JAPONLARA TURŞU SATTIK
Yeni İhracat Stratejisi kapsamında bundan sonra her ay, Japonya ve Çin'e bir sektörde faaliyet gösteren firma temsilcilerinin ve yetkililerin gideceğini bildiren Bakan Çağlayan, “Artık ülkelere, küçük ihracat timleri şeklinde sektörel heyetler göndereceğiz, sektör bazında çalışma yapacağız” dedi.
Bu çerçevede ilk sektörel toplantının Japonya'da gerçekleştirildiğine işaret eden Çağlayan, gıda alanındaki işbirliği imkanlarının araştırıldığı bu toplantıya Japonya'dan 41 firmadan 57 temsilcinin katıldığını, Türkiye'yi de 10 firma ve 10 ihracatçı birliğin temsil ettiğini söyledi.
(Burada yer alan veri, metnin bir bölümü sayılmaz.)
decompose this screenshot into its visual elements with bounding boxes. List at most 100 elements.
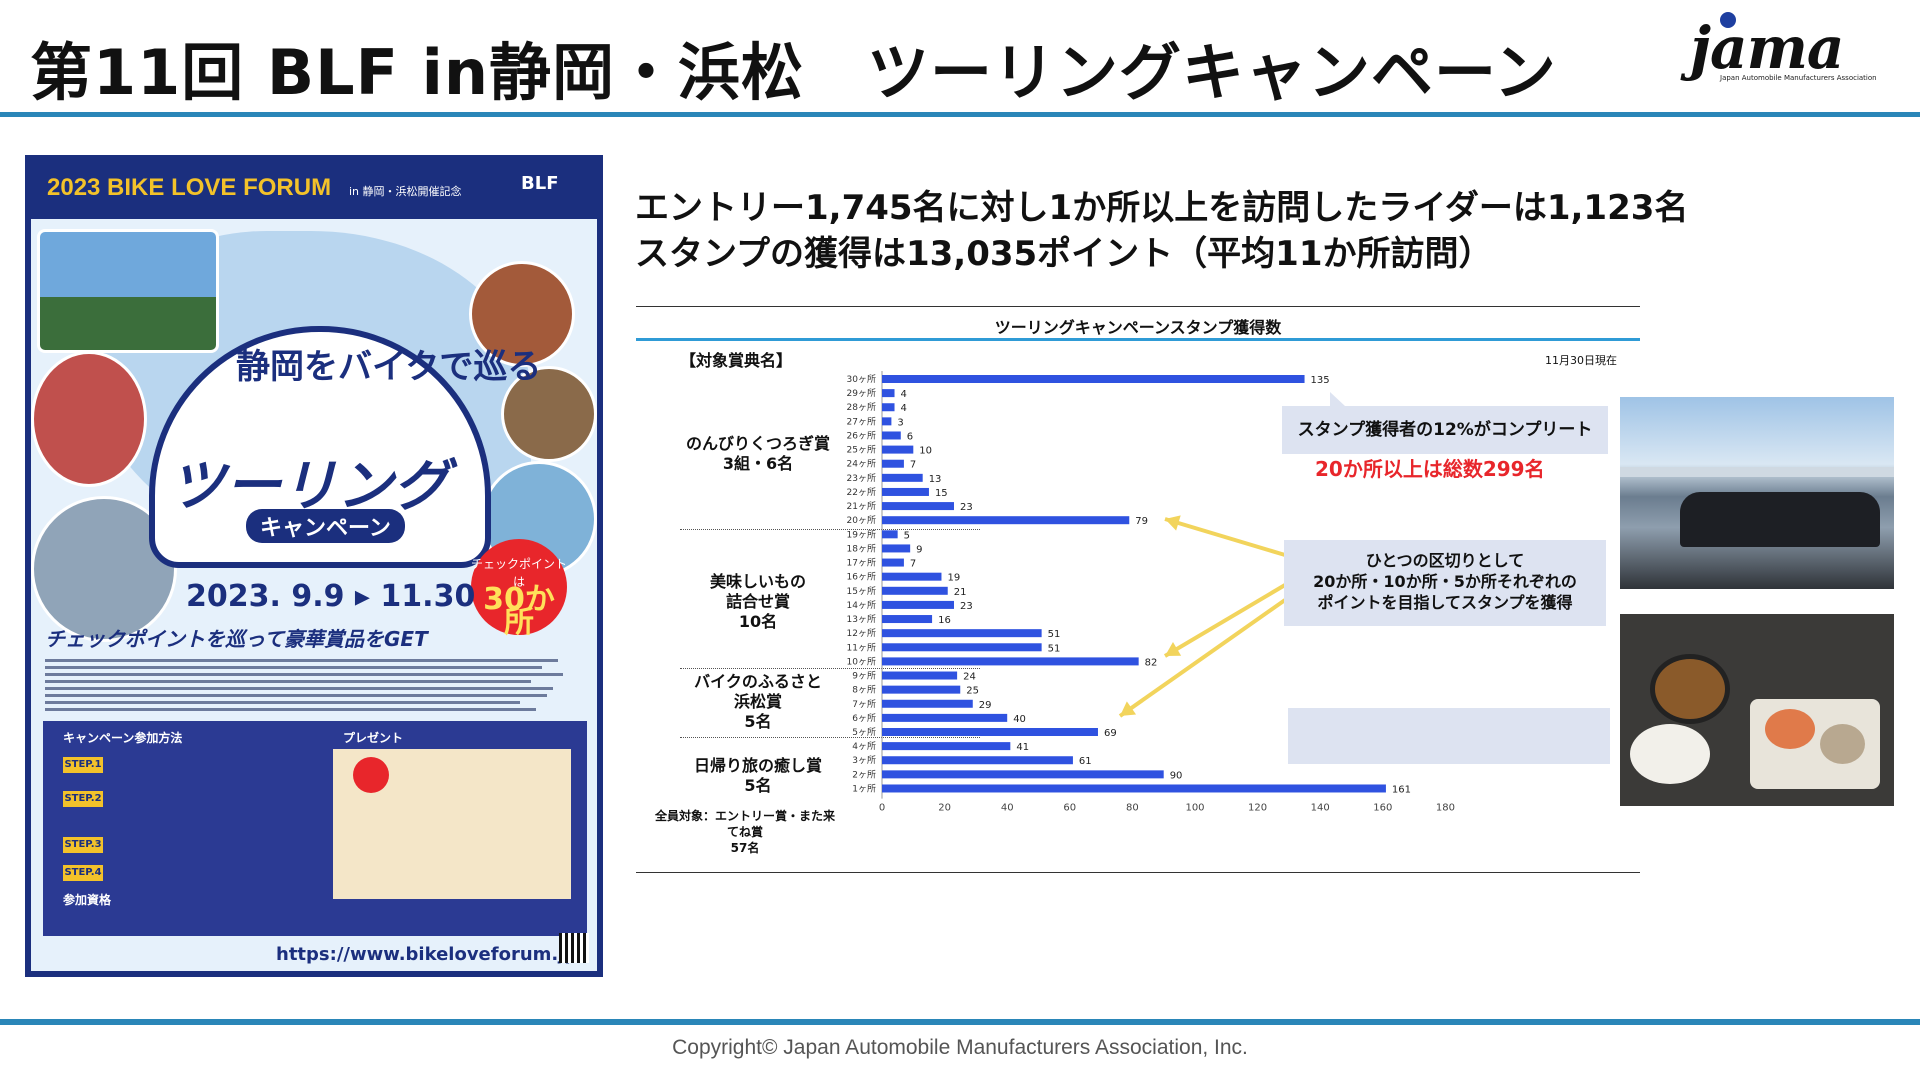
all-prize-line-2: 57名 xyxy=(730,841,760,855)
jama-logo-subtitle: Japan Automobile Manufacturers Associati… xyxy=(1720,74,1877,82)
bar xyxy=(882,544,911,553)
bar xyxy=(882,699,973,708)
group-divider-2 xyxy=(680,668,980,669)
y-tick-label: 26ヶ所 xyxy=(847,430,876,441)
data-label: 51 xyxy=(1048,643,1061,654)
callout-complete: スタンプ獲得者の12%がコンプリート xyxy=(1282,406,1608,454)
y-tick-label: 4ヶ所 xyxy=(852,741,876,752)
panel-how-to-join: キャンペーン参加方法 xyxy=(63,731,183,745)
y-tick-label: 1ヶ所 xyxy=(852,783,876,794)
data-label: 23 xyxy=(960,601,973,612)
photo-seafood xyxy=(31,351,147,487)
group-label-line: 詰合せ賞 xyxy=(725,592,790,611)
bar xyxy=(882,685,961,694)
callout-arrowhead xyxy=(1165,641,1182,656)
bar xyxy=(882,657,1139,666)
bar xyxy=(882,713,1008,722)
data-label: 29 xyxy=(979,700,992,711)
y-tick-label: 5ヶ所 xyxy=(852,727,876,738)
data-label: 7 xyxy=(910,460,916,471)
bar xyxy=(882,671,958,680)
y-tick-label: 25ヶ所 xyxy=(847,445,876,456)
y-tick-label: 29ヶ所 xyxy=(847,388,876,399)
data-label: 79 xyxy=(1135,516,1148,527)
y-tick-label: 14ヶ所 xyxy=(847,600,876,611)
data-label: 7 xyxy=(910,559,916,570)
group-divider-3 xyxy=(680,737,980,738)
data-label: 161 xyxy=(1392,784,1411,795)
y-tick-label: 9ヶ所 xyxy=(852,671,876,682)
callout-arrow xyxy=(1164,517,1286,557)
bar xyxy=(882,403,895,412)
copyright: Copyright© Japan Automobile Manufacturer… xyxy=(672,1036,1248,1059)
x-tick-label: 60 xyxy=(1063,803,1076,814)
y-tick-label: 6ヶ所 xyxy=(852,713,876,724)
bar xyxy=(882,629,1042,638)
logo-dot xyxy=(1720,12,1736,28)
headline-line-2: スタンプの獲得は13,035ポイント（平均11か所訪問） xyxy=(635,234,1493,274)
poster-header: 2023 BIKE LOVE FORUM in 静岡・浜松開催記念 BLF xyxy=(31,161,597,219)
bar xyxy=(882,431,901,440)
chart-date-note: 11月30日現在 xyxy=(1545,354,1617,367)
x-tick-label: 80 xyxy=(1126,803,1139,814)
bar xyxy=(882,770,1164,779)
data-label: 4 xyxy=(901,403,907,414)
callout-milestones: ひとつの区切りとして 20か所・10か所・5か所それぞれの ポイントを目指してス… xyxy=(1284,540,1606,626)
step-3: STEP.3 xyxy=(63,837,103,853)
data-label: 24 xyxy=(963,672,976,683)
y-tick-label: 19ヶ所 xyxy=(847,529,876,540)
checkpoint-badge-number: 30か所 xyxy=(483,582,555,640)
group-label: のんびりくつろぎ賞 3組・6名 xyxy=(678,434,838,474)
group-label-line: 浜松賞 xyxy=(733,692,782,711)
group-label-line: 5名 xyxy=(744,712,772,731)
chart-section-label: 【対象賞典名】 xyxy=(680,351,793,370)
x-tick-label: 140 xyxy=(1311,803,1330,814)
bar xyxy=(882,572,942,581)
checkpoint-badge-text: チェックポイントは xyxy=(471,557,568,589)
bar xyxy=(882,600,954,609)
bar xyxy=(882,459,904,468)
data-label: 4 xyxy=(901,389,907,400)
data-label: 23 xyxy=(960,502,973,513)
y-tick-label: 21ヶ所 xyxy=(847,501,876,512)
bar xyxy=(882,502,954,511)
qr-code-icon xyxy=(559,933,589,963)
page-title: 第11回 BLF in静岡・浜松 ツーリングキャンペーン xyxy=(30,36,1557,109)
data-label: 10 xyxy=(919,446,932,457)
y-tick-label: 3ヶ所 xyxy=(852,755,876,766)
bar xyxy=(882,516,1130,525)
bar xyxy=(882,389,895,398)
x-tick-label: 100 xyxy=(1185,803,1204,814)
y-tick-label: 18ヶ所 xyxy=(847,543,876,554)
data-label: 13 xyxy=(929,474,942,485)
group-label-line: 3組・6名 xyxy=(722,454,794,473)
bar xyxy=(882,728,1098,736)
callout-arrowhead xyxy=(1165,515,1181,531)
bar xyxy=(882,487,929,496)
headline: エントリー1,745名に対し1か所以上を訪問したライダーは1,123名 スタンプ… xyxy=(635,185,1688,277)
y-tick-label: 22ヶ所 xyxy=(847,487,876,498)
milestone-line-3: ポイントを目指してスタンプを獲得 xyxy=(1317,593,1573,612)
group-label: 美味しいもの 詰合せ賞 10名 xyxy=(678,572,838,632)
data-label: 6 xyxy=(907,431,913,442)
y-tick-label: 28ヶ所 xyxy=(847,402,876,413)
group-label-line: のんびりくつろぎ賞 xyxy=(685,434,830,453)
y-tick-label: 20ヶ所 xyxy=(847,515,876,526)
group-label-line: バイクのふるさと xyxy=(694,672,822,691)
y-tick-label: 16ヶ所 xyxy=(847,572,876,583)
chart-title: ツーリングキャンペーンスタンプ獲得数 xyxy=(994,318,1282,337)
y-tick-label: 17ヶ所 xyxy=(847,558,876,569)
callout-arrow xyxy=(1163,583,1287,658)
data-label: 51 xyxy=(1048,629,1061,640)
campaign-poster: 2023 BIKE LOVE FORUM in 静岡・浜松開催記念 BLF 静岡… xyxy=(25,155,603,977)
y-tick-label: 7ヶ所 xyxy=(852,699,876,710)
x-tick-label: 180 xyxy=(1436,803,1455,814)
panel-qualification: 参加資格 xyxy=(63,893,112,907)
x-tick-label: 0 xyxy=(879,803,885,814)
group-label: 日帰り旅の癒し賞 5名 xyxy=(678,756,838,796)
group-divider-1 xyxy=(680,529,980,530)
poster-title-2: ツーリング xyxy=(169,454,449,519)
poster-url: https://www.bikeloveforum.jp/ xyxy=(276,944,584,965)
data-label: 61 xyxy=(1079,756,1092,767)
Çağlayan, bu toplantıdaki 177 iş görüşmesinin 53'ünün kuru meyve, 49'unun makarna, hububat ve bisküvi, 21'inin yaş sebze ve meyve, 15'inin kuru gıda, konserve ve reçel, 9'unun su ürünleri, 8'inin de şekerleme alanında gerçekleştirildiğini bildirdi.
Gıda sektörü görüşmelerine Mitsubishi ve Maribeni'nin de yakın ilgi gösterdiğini anlatan Çağlayan, “Sektör görüşmelerinde makarna için 7 bin tonluk bağlantı gerçekleştirildi. Bir arkadaşımız turşu bağlantısı yaparak, Japonlara turşu sattı. Adanalı bir arkadaşımız şalgam suyu getirmiş, Japonlar inanılmaz ilgi duydular. Tekstil, ev tekstili, ayakkabı gibi alanlarda Japonya'dan büyük talep var. Aynı toplantıyı Çin için de yapacağız” diye konuştu.
PİYANO İLE YORGUNLUK ATTI
Bu arada, Türkiye'nin Tokyo Büyükelçisi Sermet Atacanlı, Devlet Bakanı Çağlayan ve beraberindeki heyet için Büyükelçilikte bir resepsiyon verdi. Bakan Çağlayan, resepsiyon sırasında piyanonun başına geçerek, davetlilere mini bir konser verdi.